If `alpha and beta` are the roots of the equation, `[1,5][(1,3),(-4,7)]^(2)[(7/19, -13/19),(4/19,1/19)]^(4)`
`[(1,3),(-4,7)]^(2)[(x^2 - 5x + 5),(-3)] = [-4]`, then the value of `(2 - alpha)(2 - beta)` is

To solve the problem step by step, we will first rewrite the equation and then find the roots, followed by calculating the desired expression. ### Step 1: Rewrite the equation The equation given is: \[ [(1, 5)][(1, 3), (-4, 7)]^2 \left[(\frac{7}{19}, -\frac{13}{19}), (\frac{4}{19}, \frac{1}{19})\right]^4 \left[(1, 3), (-4, 7)]^2 \left[(x^2 - 5x + 5), -3\right] = -4 \] ### Step 2: Simplify the matrix expressions We need to compute the determinants and adjoints of the matrices involved. For the matrix \( A = \begin{pmatrix} 1 & 3 \\ -4 & 7 \end{pmatrix} \): - The determinant \( |A| = (1)(7) - (3)(-4) = 7 + 12 = 19 \). - The adjoint of \( A \) is \( \text{adj}(A) = \begin{pmatrix} 7 & -3 \\ 4 & 1 \end{pmatrix} \). ### Step 3: Find \( A^{-1} \) Using the formula for the inverse of a 2x2 matrix: \[ A^{-1} = \frac{1}{|A|} \text{adj}(A) = \frac{1}{19} \begin{pmatrix} 7 & -3 \\ 4 & 1 \end{pmatrix} \] ### Step 4: Substitute back into the equation Now substitute \( A \) and \( A^{-1} \) back into the equation.

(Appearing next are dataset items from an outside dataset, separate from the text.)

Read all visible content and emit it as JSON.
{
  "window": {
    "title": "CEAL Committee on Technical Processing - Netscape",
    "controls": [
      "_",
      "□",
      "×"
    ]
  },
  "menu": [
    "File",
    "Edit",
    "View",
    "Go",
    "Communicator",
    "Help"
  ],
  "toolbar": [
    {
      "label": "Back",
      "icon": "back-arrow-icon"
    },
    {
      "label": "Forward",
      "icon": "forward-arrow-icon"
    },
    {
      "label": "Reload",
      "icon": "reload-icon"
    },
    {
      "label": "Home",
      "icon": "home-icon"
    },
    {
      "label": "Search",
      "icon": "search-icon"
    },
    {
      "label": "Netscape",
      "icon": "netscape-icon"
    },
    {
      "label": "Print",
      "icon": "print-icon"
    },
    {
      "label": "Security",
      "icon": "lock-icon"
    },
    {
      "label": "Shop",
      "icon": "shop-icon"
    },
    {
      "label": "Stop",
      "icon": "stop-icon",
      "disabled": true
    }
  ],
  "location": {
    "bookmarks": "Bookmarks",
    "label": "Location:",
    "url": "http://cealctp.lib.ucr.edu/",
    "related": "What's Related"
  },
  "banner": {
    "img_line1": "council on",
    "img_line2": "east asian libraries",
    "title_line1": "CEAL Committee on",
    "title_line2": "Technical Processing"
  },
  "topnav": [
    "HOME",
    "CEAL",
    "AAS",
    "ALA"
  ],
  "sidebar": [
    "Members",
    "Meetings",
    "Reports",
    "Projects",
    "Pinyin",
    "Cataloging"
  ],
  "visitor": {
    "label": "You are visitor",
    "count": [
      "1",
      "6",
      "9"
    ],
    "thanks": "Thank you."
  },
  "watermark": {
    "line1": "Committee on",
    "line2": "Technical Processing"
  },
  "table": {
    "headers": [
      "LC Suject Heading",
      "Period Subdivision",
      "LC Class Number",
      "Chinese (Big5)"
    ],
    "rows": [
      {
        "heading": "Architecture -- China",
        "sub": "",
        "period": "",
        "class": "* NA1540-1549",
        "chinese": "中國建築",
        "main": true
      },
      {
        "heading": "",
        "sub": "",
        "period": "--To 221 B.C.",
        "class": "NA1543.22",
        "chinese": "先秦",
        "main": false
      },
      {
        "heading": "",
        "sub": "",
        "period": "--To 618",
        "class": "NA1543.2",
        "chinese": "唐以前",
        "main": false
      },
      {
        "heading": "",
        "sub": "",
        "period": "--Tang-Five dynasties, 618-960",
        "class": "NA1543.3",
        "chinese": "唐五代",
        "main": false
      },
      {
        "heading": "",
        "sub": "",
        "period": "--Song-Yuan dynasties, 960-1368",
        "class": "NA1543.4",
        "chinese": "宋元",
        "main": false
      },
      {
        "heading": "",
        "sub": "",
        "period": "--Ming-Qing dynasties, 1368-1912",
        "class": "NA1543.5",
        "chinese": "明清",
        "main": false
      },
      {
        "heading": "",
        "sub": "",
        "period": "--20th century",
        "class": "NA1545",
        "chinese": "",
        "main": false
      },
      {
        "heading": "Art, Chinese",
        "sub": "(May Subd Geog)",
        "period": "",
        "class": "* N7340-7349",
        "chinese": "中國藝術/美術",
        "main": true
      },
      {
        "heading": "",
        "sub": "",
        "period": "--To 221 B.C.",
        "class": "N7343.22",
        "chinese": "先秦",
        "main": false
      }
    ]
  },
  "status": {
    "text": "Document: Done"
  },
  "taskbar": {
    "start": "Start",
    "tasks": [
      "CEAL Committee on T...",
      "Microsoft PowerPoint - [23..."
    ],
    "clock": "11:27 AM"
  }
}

The left-hand side simplifies to: \[ \frac{1}{19} \begin{pmatrix} 7 & -3 \\ 4 & 1 \end{pmatrix} \begin{pmatrix} 1 & 3 \\ -4 & 7 \end{pmatrix}^2 \left[(x^2 - 5x + 5), -3\right] = -4 \] ### Step 5: Solve for \( x \) After simplifying and rearranging the equation, we arrive at: \[ x^2 - 5x - 6 = 0 \] This factors to: \[ (x - 6)(x + 1) = 0 \] Thus, the roots are \( x = 6 \) and \( x = -1 \). ### Step 6: Identify \( \alpha \) and \( \beta \) Let \( \alpha = 6 \) and \( \beta = -1 \). ### Step 7: Calculate \( (2 - \alpha)(2 - \beta) \) Now we need to find: \[ (2 - \alpha)(2 - \beta) = (2 - 6)(2 + 1) = (-4)(3) = -12 \] ### Final Answer The value of \( (2 - \alpha)(2 - \beta) \) is \( -12 \).